Advances need to be made in improving CT data acquisition which would provide fewer image artifacts, better resolution and shorter scanning time.  The advent of scanners with greater resolution may increase accuracy in detecting small, flat adenomas, which have a high risk of being malignant when located in the right colon. Furthermore, with shorter scanning times more procedures could be performed making it a more appealing choice for a screening test. 

The concept of virtual colonoscopy is initially appealing to patients, but issues of bowel preparation as well as room air or carbon dioxide insufflation of the colon without sedation can make it as uncomfortable as undergoing conventional colonoscopy.  The possibility of “fecal tagging” with oral contrast agents may eventually obviate the need for bowel cleansing and could potentially reduce the false positive findings on virtual colonoscopy. However, colonic insufflation is imperative in obtaining good results.

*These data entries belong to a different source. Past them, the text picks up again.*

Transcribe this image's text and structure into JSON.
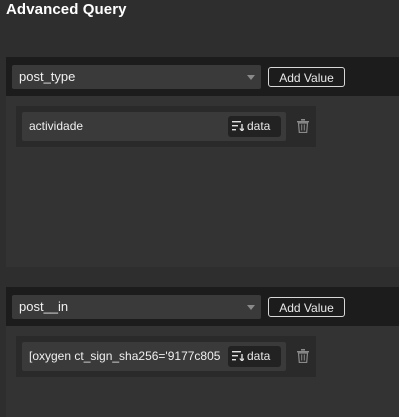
{
  "header": {
    "title": "Advanced Query"
  },
  "queries": [
    {
      "param": "post_type",
      "add_label": "Add Value",
      "values": [
        {
          "text": "actividade",
          "data_label": "data"
        }
      ]
    },
    {
      "param": "post__in",
      "add_label": "Add Value",
      "values": [
        {
          "text": "[oxygen ct_sign_sha256='9177c805",
          "data_label": "data"
        }
      ]
    }
  ],
  "icons": {
    "select_caret": "chevron-down-icon",
    "data_icon": "sort-lines-icon",
    "delete_icon": "trash-icon"
  },
  "colors": {
    "background": "#2e2e2e",
    "header": "#1c1c1c",
    "body": "#333333",
    "input": "#3a3a3a"
  }
}
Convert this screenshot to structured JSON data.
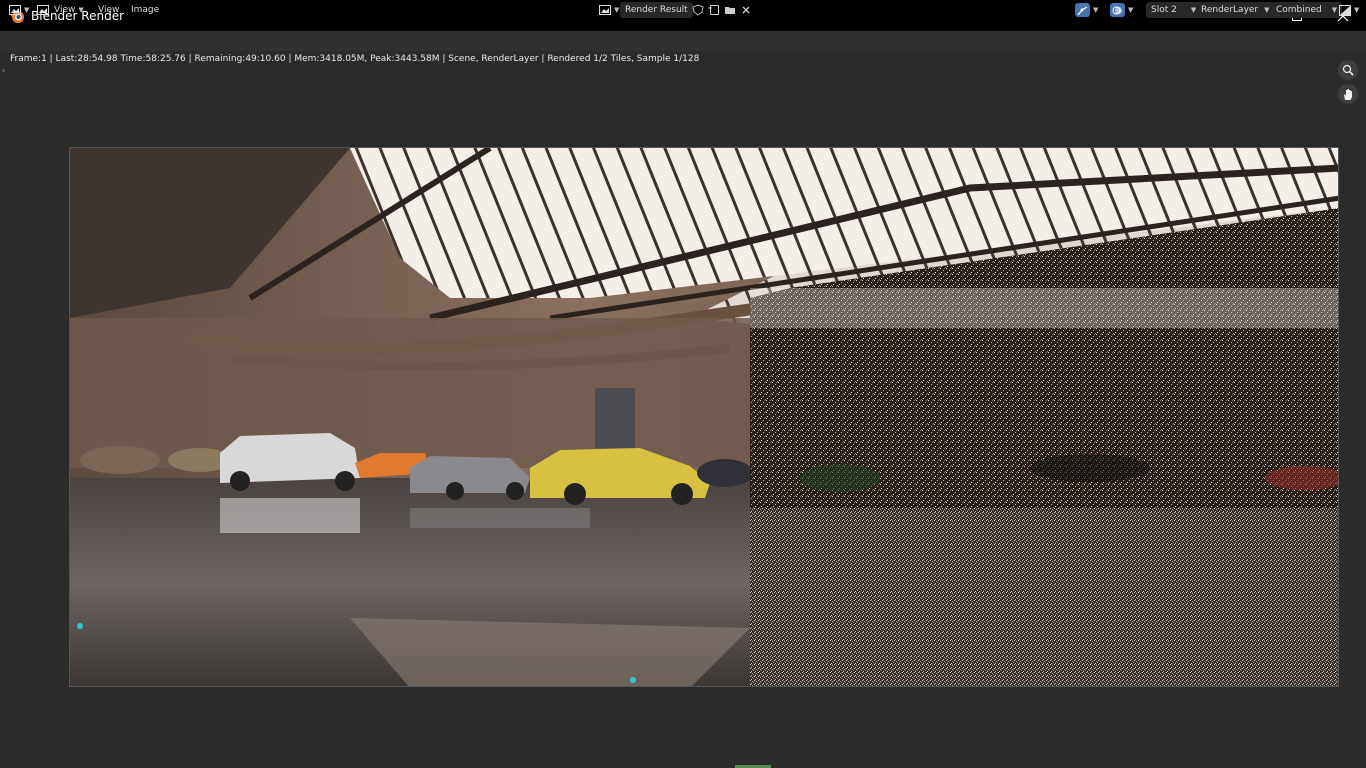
{
  "window": {
    "title": "Blender Render"
  },
  "header": {
    "view_menu_1": "View",
    "view_menu_2": "View",
    "image_menu": "Image",
    "image_name": "Render Result",
    "slot": "Slot 2",
    "layer": "RenderLayer",
    "pass": "Combined"
  },
  "status": {
    "text": "Frame:1 | Last:28:54.98 Time:58:25.76 | Remaining:49:10.60 | Mem:3418.05M, Peak:3443.58M | Scene, RenderLayer | Rendered 1/2 Tiles, Sample 1/128"
  },
  "icons": {
    "editor_type": "image-editor-icon",
    "mode": "view-mode-icon",
    "browse": "image-browse-icon",
    "fake_user": "shield-icon",
    "new_image": "new-image-icon",
    "open_image": "folder-icon",
    "unlink": "close-icon",
    "gizmo": "gizmo-icon",
    "overlay": "overlay-icon",
    "display_channels": "display-channels-icon",
    "zoom": "zoom-icon",
    "pan": "hand-icon"
  },
  "colors": {
    "titlebar": "#000000",
    "header": "#303030",
    "background": "#2b2b2b",
    "accent": "#4772b3"
  }
}
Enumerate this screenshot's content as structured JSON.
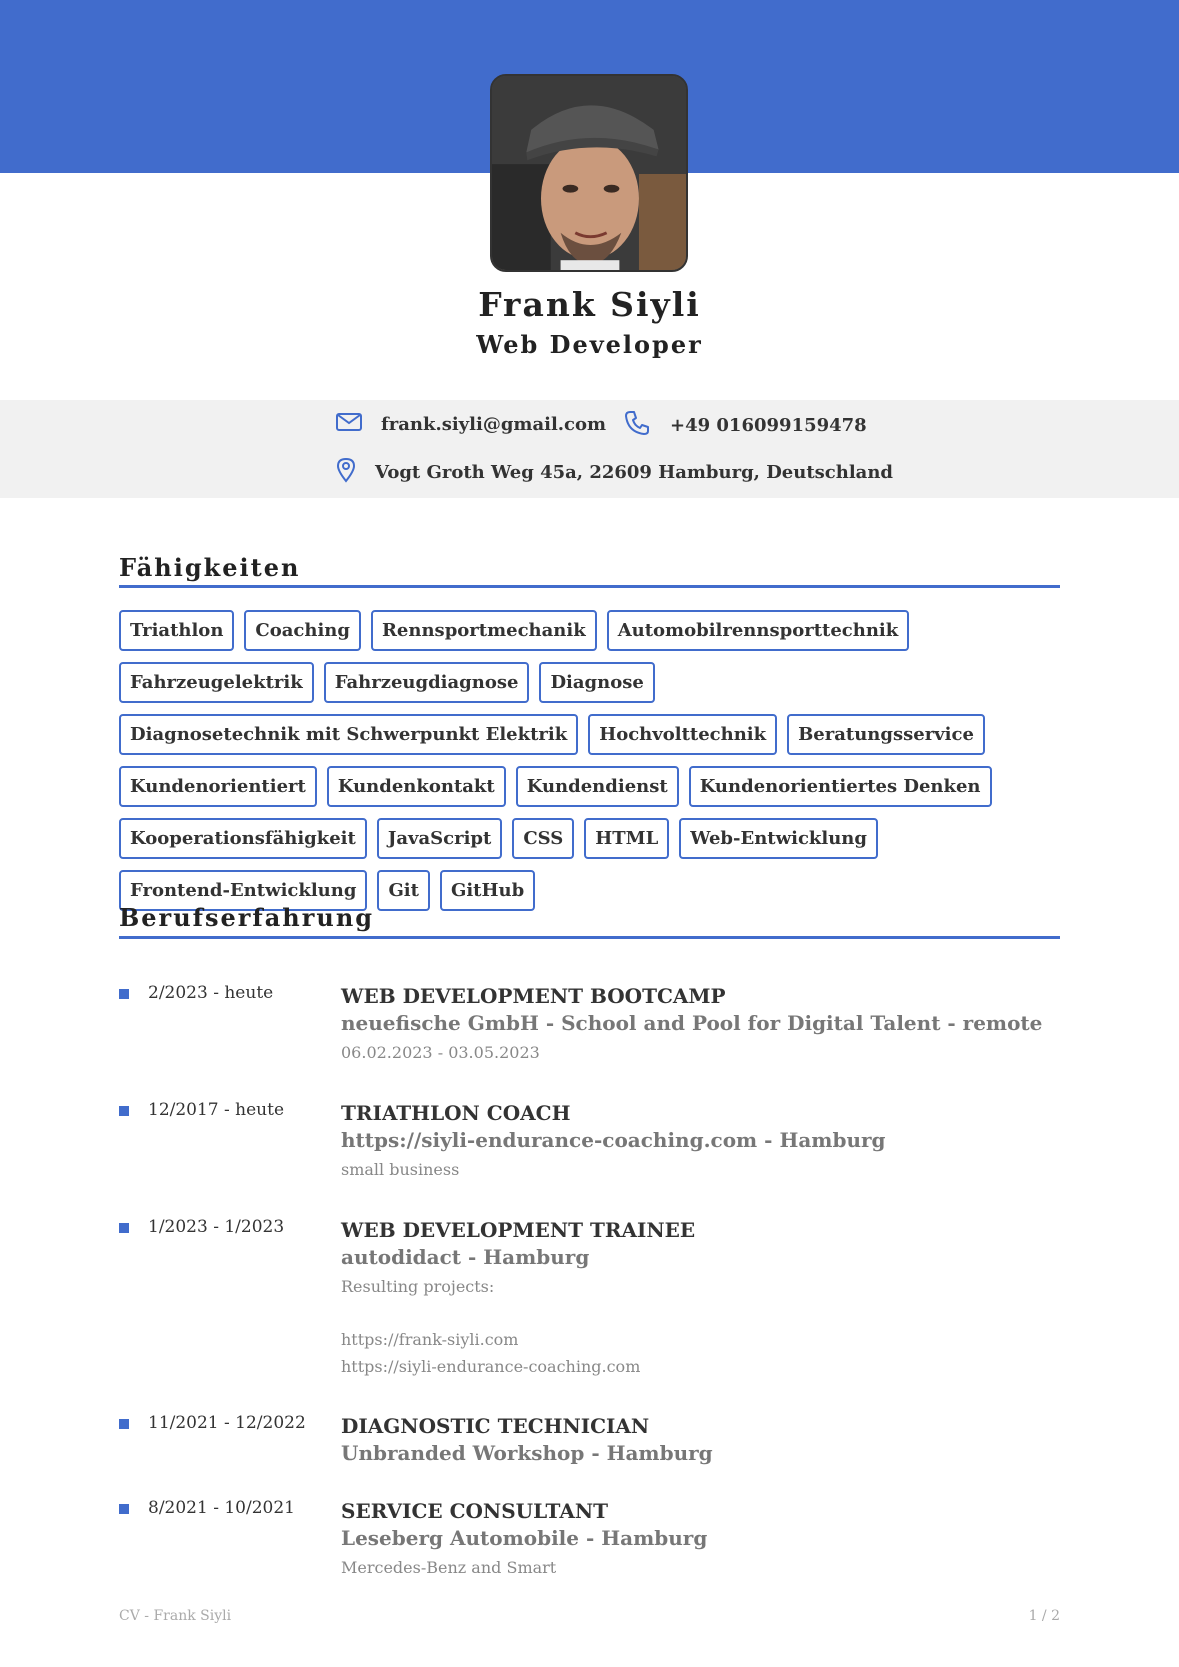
{
  "header": {
    "name": "Frank Siyli",
    "role": "Web Developer",
    "accent_color": "#416CCC"
  },
  "contact": {
    "email": "frank.siyli@gmail.com",
    "phone": "+49 016099159478",
    "address": "Vogt Groth Weg 45a, 22609 Hamburg, Deutschland",
    "icons": [
      "mail-icon",
      "phone-icon",
      "location-pin-icon"
    ]
  },
  "skills": {
    "heading": "Fähigkeiten",
    "items": [
      "Triathlon",
      "Coaching",
      "Rennsportmechanik",
      "Automobilrennsporttechnik",
      "Fahrzeugelektrik",
      "Fahrzeugdiagnose",
      "Diagnose",
      "Diagnosetechnik mit Schwerpunkt Elektrik",
      "Hochvolttechnik",
      "Beratungsservice",
      "Kundenorientiert",
      "Kundenkontakt",
      "Kundendienst",
      "Kundenorientiertes Denken",
      "Kooperationsfähigkeit",
      "JavaScript",
      "CSS",
      "HTML",
      "Web-Entwicklung",
      "Frontend-Entwicklung",
      "Git",
      "GitHub"
    ]
  },
  "experience": {
    "heading": "Berufserfahrung",
    "jobs": [
      {
        "period": "2/2023 - heute",
        "title": "WEB DEVELOPMENT BOOTCAMP",
        "company": "neuefische GmbH - School and Pool for Digital Talent - remote",
        "desc": [
          "06.02.2023 - 03.05.2023"
        ]
      },
      {
        "period": "12/2017 - heute",
        "title": "TRIATHLON COACH",
        "company": "https://siyli-endurance-coaching.com - Hamburg",
        "desc": [
          "small business"
        ]
      },
      {
        "period": "1/2023 - 1/2023",
        "title": "WEB DEVELOPMENT TRAINEE",
        "company": "autodidact - Hamburg",
        "desc": [
          "Resulting projects:",
          "",
          "https://frank-siyli.com",
          "https://siyli-endurance-coaching.com"
        ]
      },
      {
        "period": "11/2021 - 12/2022",
        "title": "DIAGNOSTIC TECHNICIAN",
        "company": "Unbranded Workshop - Hamburg",
        "desc": []
      },
      {
        "period": "8/2021 - 10/2021",
        "title": "SERVICE CONSULTANT",
        "company": "Leseberg Automobile - Hamburg",
        "desc": [
          "Mercedes-Benz and Smart"
        ]
      }
    ]
  },
  "footer": {
    "left": "CV - Frank Siyli",
    "right": "1 / 2"
  }
}
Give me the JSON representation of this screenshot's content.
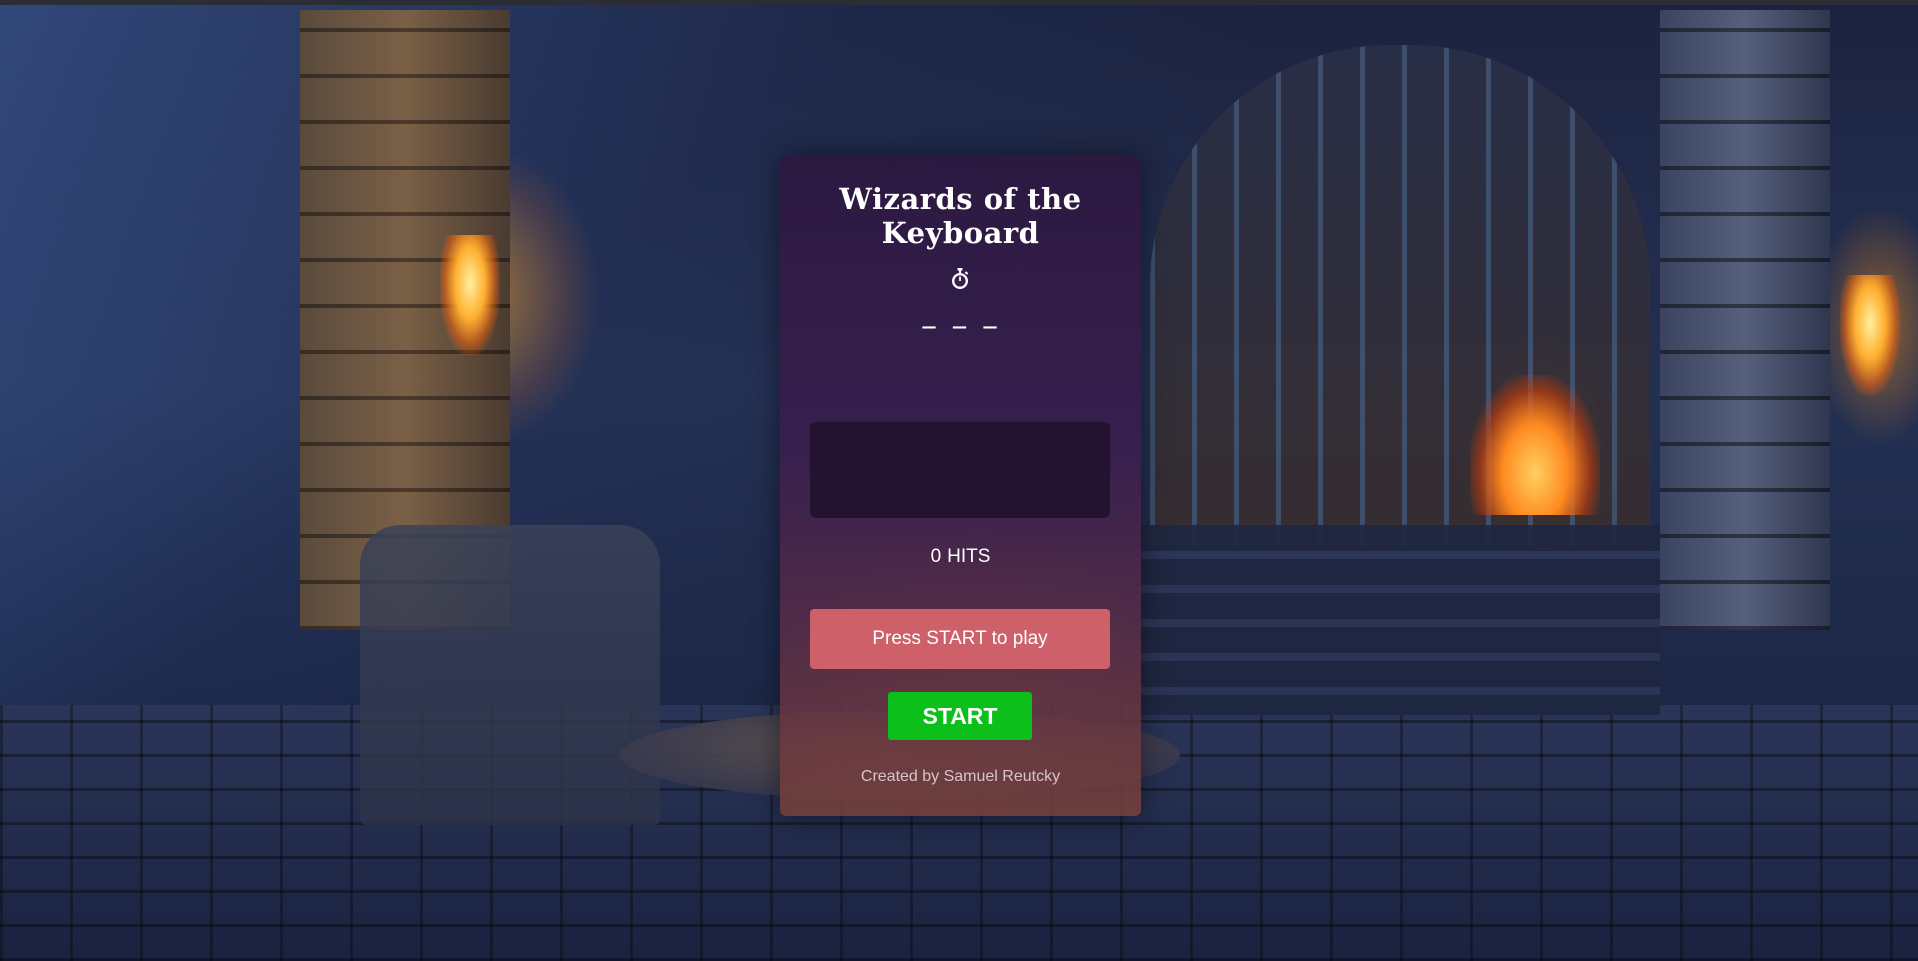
{
  "game": {
    "title": "Wizards of the Keyboard",
    "timer_icon": "stopwatch-icon",
    "timer_value": "_ _ _",
    "current_word": "",
    "hits_count": "0",
    "hits_label": "HITS",
    "message": "Press START to play",
    "start_label": "START",
    "credit": "Created by Samuel Reutcky"
  },
  "colors": {
    "message_bg": "#cd6068",
    "start_bg": "#0cbf1a",
    "panel_top": "#2c1840",
    "panel_bottom": "#78403a"
  }
}
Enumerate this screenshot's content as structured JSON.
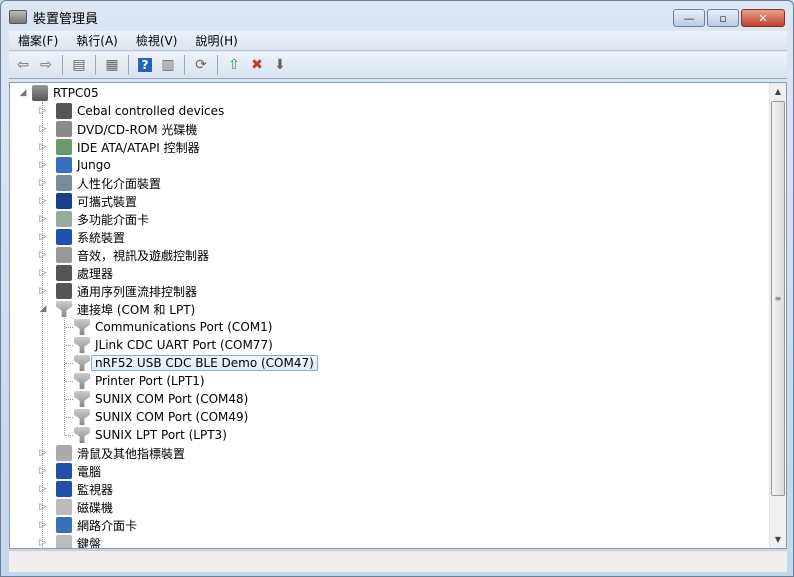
{
  "window": {
    "title": "裝置管理員",
    "minimize": "—",
    "maximize": "▫",
    "close": "✕"
  },
  "menu": [
    "檔案(F)",
    "執行(A)",
    "檢視(V)",
    "說明(H)"
  ],
  "toolbar": [
    {
      "icon": "back-icon",
      "glyph": "⇦"
    },
    {
      "icon": "forward-icon",
      "glyph": "⇨"
    },
    {
      "sep": true
    },
    {
      "icon": "show-hide-console-tree-icon",
      "glyph": "▤"
    },
    {
      "sep": true
    },
    {
      "icon": "properties-icon",
      "glyph": "▦"
    },
    {
      "sep": true
    },
    {
      "icon": "help-icon",
      "glyph": "?"
    },
    {
      "icon": "action-pane-icon",
      "glyph": "▥"
    },
    {
      "sep": true
    },
    {
      "icon": "scan-hardware-changes-icon",
      "glyph": "⟳"
    },
    {
      "sep": true
    },
    {
      "icon": "update-driver-icon",
      "glyph": "⇧"
    },
    {
      "icon": "uninstall-icon",
      "glyph": "✖"
    },
    {
      "icon": "disable-device-icon",
      "glyph": "⬇"
    }
  ],
  "tree": {
    "root": "RTPC05",
    "items": [
      {
        "label": "Cebal controlled devices",
        "icon": "usb-device-icon",
        "color": "#555"
      },
      {
        "label": "DVD/CD-ROM 光碟機",
        "icon": "dvd-drive-icon",
        "color": "#8a8a8a"
      },
      {
        "label": "IDE ATA/ATAPI 控制器",
        "icon": "ide-controller-icon",
        "color": "#6a9a6a"
      },
      {
        "label": "Jungo",
        "icon": "network-icon",
        "color": "#3a6fc0"
      },
      {
        "label": "人性化介面裝置",
        "icon": "hid-icon",
        "color": "#7a8a9a"
      },
      {
        "label": "可攜式裝置",
        "icon": "portable-device-icon",
        "color": "#1c3f8a"
      },
      {
        "label": "多功能介面卡",
        "icon": "multifunction-adapter-icon",
        "color": "#9aaa9a"
      },
      {
        "label": "系統裝置",
        "icon": "system-device-icon",
        "color": "#1f4fa8"
      },
      {
        "label": "音效，視訊及遊戲控制器",
        "icon": "speaker-icon",
        "color": "#999"
      },
      {
        "label": "處理器",
        "icon": "processor-icon",
        "color": "#555"
      },
      {
        "label": "通用序列匯流排控制器",
        "icon": "usb-controller-icon",
        "color": "#555"
      },
      {
        "label": "連接埠 (COM 和 LPT)",
        "icon": "port-icon",
        "color": "#9a9a9a",
        "expanded": true,
        "children": [
          {
            "label": "Communications Port (COM1)"
          },
          {
            "label": "JLink CDC UART Port (COM77)"
          },
          {
            "label": "nRF52 USB CDC BLE Demo (COM47)",
            "selected": true
          },
          {
            "label": "Printer Port (LPT1)"
          },
          {
            "label": "SUNIX COM Port (COM48)"
          },
          {
            "label": "SUNIX COM Port (COM49)"
          },
          {
            "label": "SUNIX LPT Port (LPT3)"
          }
        ]
      },
      {
        "label": "滑鼠及其他指標裝置",
        "icon": "mouse-icon",
        "color": "#aaa"
      },
      {
        "label": "電腦",
        "icon": "computer-icon",
        "color": "#1f4fa8"
      },
      {
        "label": "監視器",
        "icon": "monitor-icon",
        "color": "#1f4fa8"
      },
      {
        "label": "磁碟機",
        "icon": "disk-drive-icon",
        "color": "#bbb"
      },
      {
        "label": "網路介面卡",
        "icon": "network-adapter-icon",
        "color": "#3a6fc0"
      },
      {
        "label": "鍵盤",
        "icon": "keyboard-icon",
        "color": "#bbb"
      }
    ]
  }
}
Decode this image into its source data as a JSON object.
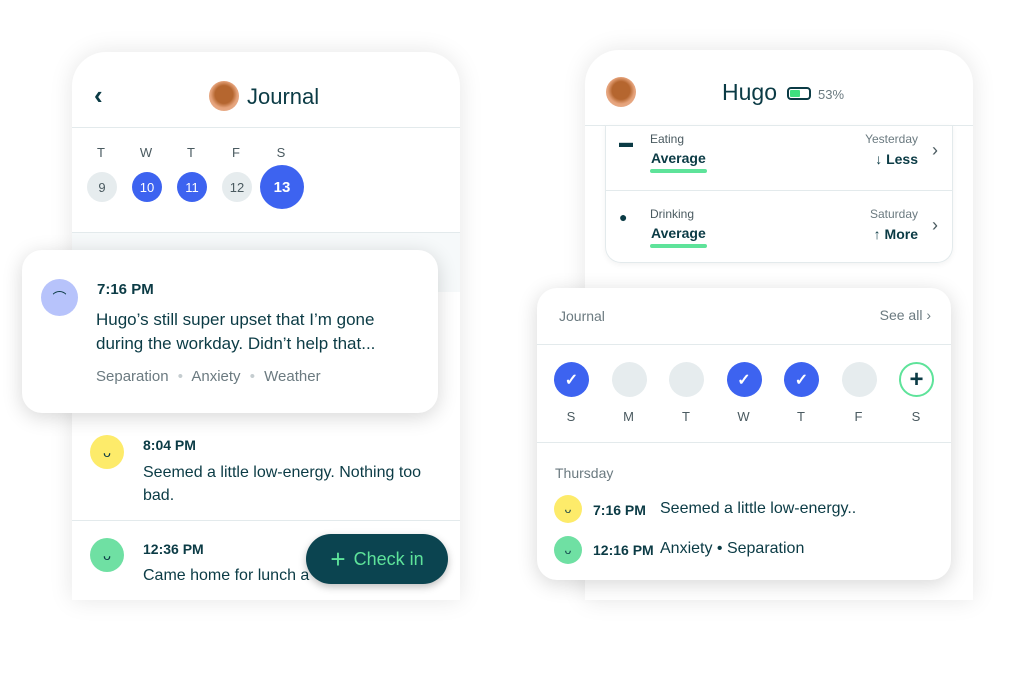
{
  "left": {
    "title": "Journal",
    "days": [
      {
        "l": "T",
        "d": "9",
        "s": "g"
      },
      {
        "l": "W",
        "d": "10",
        "s": "b"
      },
      {
        "l": "T",
        "d": "11",
        "s": "b"
      },
      {
        "l": "F",
        "d": "12",
        "s": "g"
      },
      {
        "l": "S",
        "d": "13",
        "s": "b"
      }
    ],
    "popup": {
      "time": "7:16 PM",
      "text1": "Hugo’s still super upset that I’m gone",
      "text2": "during the workday. Didn’t help that...",
      "tags": [
        "Separation",
        "Anxiety",
        "Weather"
      ]
    },
    "entries": [
      {
        "time": "8:04 PM",
        "text1": "Seemed a little low-energy. Nothing too",
        "text2": "bad."
      },
      {
        "time": "12:36 PM",
        "text1": "Came home for lunch a"
      }
    ],
    "checkin": "Check in"
  },
  "right": {
    "name": "Hugo",
    "battery": "53%",
    "battery_level": 0.53,
    "metrics": [
      {
        "label": "Eating",
        "value": "Average",
        "when": "Yesterday",
        "trend": "Less",
        "arrow": "↓",
        "icon": "bowl-icon"
      },
      {
        "label": "Drinking",
        "value": "Average",
        "when": "Saturday",
        "trend": "More",
        "arrow": "↑",
        "icon": "water-drop-icon"
      }
    ],
    "journal": {
      "title": "Journal",
      "see_all": "See all",
      "days": [
        {
          "l": "S",
          "s": "done"
        },
        {
          "l": "M",
          "s": "empty"
        },
        {
          "l": "T",
          "s": "empty"
        },
        {
          "l": "W",
          "s": "done"
        },
        {
          "l": "T",
          "s": "done"
        },
        {
          "l": "F",
          "s": "empty"
        },
        {
          "l": "S",
          "s": "add"
        }
      ],
      "day_label": "Thursday",
      "entries": [
        {
          "time": "7:16 PM",
          "text": "Seemed a little low-energy.."
        },
        {
          "time": "12:16 PM",
          "text": "Anxiety • Separation"
        }
      ]
    }
  },
  "colors": {
    "accent": "#3d63f0",
    "dark": "#0b3b45",
    "green": "#5ee39a",
    "yellow": "#fdeb6a",
    "mint": "#6fe0a3",
    "lavender": "#b7c3fb"
  }
}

Cost-analysis assessments of virtual colonoscopy for colorectal cancer screening will need to be investigated further.  Decision processes regarding the potential use of a screening test are complex and involve estimates of performance characteristics, cost, patient acceptability, compliance, availability, and long-term outcomes.  Increased compliance would decrease overall cost of colorectal cancer screening programs.  To be competitive, virtual colonoscopy would need to be at the same or slightly higher cost of barium enema and at a lower cost than conventional colonoscopy.   The challenge remains to implement virtual colonoscopy clinical trials in a purely screening population.

If virtual colonoscopy measures to be an accurate, reliable and cost-effective method for detecting adenomas and early carcinomas, it could potentially affect the general population’s participation in screening programs and could eventually be a useful adjunct as a first-line screening technique for colorectal cancer.